2 INTRODUÇÃO AO HUMANO EM HISTÓRIA
Aqui me alinho com a perspectiva sócio-antropológica para o entendimento do
humano. É um ponto de partida fornecido por um dado empírico, somente se
conhecem indivíduos humanos que vivam coletivamente. O indivíduo humano
encontra-se enlaçado com outros indivíduos e é a forma desse enlace que o
caracteriza. A humanidade do homem somente ocorre em seu viver societário, não
conhecemos exceção. Essa humanidade de cada homem é uma propriedade
relacional. Não há humano isolado. Isso desloca o objeto de pesquisa, o alvo a ser
investigado.

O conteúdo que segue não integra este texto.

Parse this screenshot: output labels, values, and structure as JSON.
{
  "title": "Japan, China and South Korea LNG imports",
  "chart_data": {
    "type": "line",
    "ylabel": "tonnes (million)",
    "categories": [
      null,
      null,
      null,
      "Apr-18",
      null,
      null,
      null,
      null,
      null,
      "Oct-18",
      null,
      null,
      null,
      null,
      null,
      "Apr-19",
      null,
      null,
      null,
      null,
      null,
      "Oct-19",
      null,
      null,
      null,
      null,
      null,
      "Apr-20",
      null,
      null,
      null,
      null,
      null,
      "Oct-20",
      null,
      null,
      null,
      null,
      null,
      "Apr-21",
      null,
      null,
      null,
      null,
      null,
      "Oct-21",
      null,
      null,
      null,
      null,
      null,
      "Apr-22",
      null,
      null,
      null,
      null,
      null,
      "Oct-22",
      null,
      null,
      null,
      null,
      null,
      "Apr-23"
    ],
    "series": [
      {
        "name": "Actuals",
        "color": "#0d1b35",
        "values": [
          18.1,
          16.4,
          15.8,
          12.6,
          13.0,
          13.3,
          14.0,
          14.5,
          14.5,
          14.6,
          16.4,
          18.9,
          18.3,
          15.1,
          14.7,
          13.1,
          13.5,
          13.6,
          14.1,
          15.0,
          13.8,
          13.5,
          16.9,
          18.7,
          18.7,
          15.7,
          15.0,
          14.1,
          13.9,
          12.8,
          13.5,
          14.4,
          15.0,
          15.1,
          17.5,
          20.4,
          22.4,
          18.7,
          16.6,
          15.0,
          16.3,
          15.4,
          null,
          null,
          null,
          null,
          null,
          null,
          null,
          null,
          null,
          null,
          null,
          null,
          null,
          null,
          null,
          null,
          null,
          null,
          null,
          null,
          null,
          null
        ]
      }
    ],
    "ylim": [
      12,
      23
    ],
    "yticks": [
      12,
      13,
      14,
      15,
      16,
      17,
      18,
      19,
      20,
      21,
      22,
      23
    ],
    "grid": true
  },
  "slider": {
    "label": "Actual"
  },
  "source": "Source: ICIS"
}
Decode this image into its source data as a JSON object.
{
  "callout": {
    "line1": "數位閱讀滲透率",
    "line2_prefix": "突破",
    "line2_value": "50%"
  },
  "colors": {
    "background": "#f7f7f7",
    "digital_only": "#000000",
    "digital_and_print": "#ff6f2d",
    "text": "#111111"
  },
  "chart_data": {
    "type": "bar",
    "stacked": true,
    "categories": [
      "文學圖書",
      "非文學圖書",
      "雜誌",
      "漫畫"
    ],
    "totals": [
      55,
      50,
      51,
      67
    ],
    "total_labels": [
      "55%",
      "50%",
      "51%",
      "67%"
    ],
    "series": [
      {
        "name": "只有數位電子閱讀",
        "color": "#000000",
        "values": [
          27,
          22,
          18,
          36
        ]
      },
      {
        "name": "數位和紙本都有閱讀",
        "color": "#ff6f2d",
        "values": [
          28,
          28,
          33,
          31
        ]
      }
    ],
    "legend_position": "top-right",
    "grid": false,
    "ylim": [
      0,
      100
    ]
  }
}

Em vez de pensar em humanidade como uma substância inerente ao
ser individual, penso em humanidade como uma qualidade contingencial dada pela
configuração abstrata de seus enlaces coletivos. A resposta para a questão do
homem não se esgota em algo material encontrado em seu corpo, ou mente; será
mais próprio investigar a imaterialidade de suas relações concretas que lhe dão
especificidade. Os indivíduos humanos dependem dessas relações, eles são
indivíduos diferentes entre si dependendo do tipo de relações sociais que
estabeleçam. Um aborígene australiano é um ser existencialmente diverso d e
qualquer indivíduo que viva em uma grande metrópole contemporânea, apesar de
ambos possuírem as mesmas características biofísicas. O que os difere encontra-se
no tipo de malha societária em que cada um vive e não na materialidade de seus
corpos.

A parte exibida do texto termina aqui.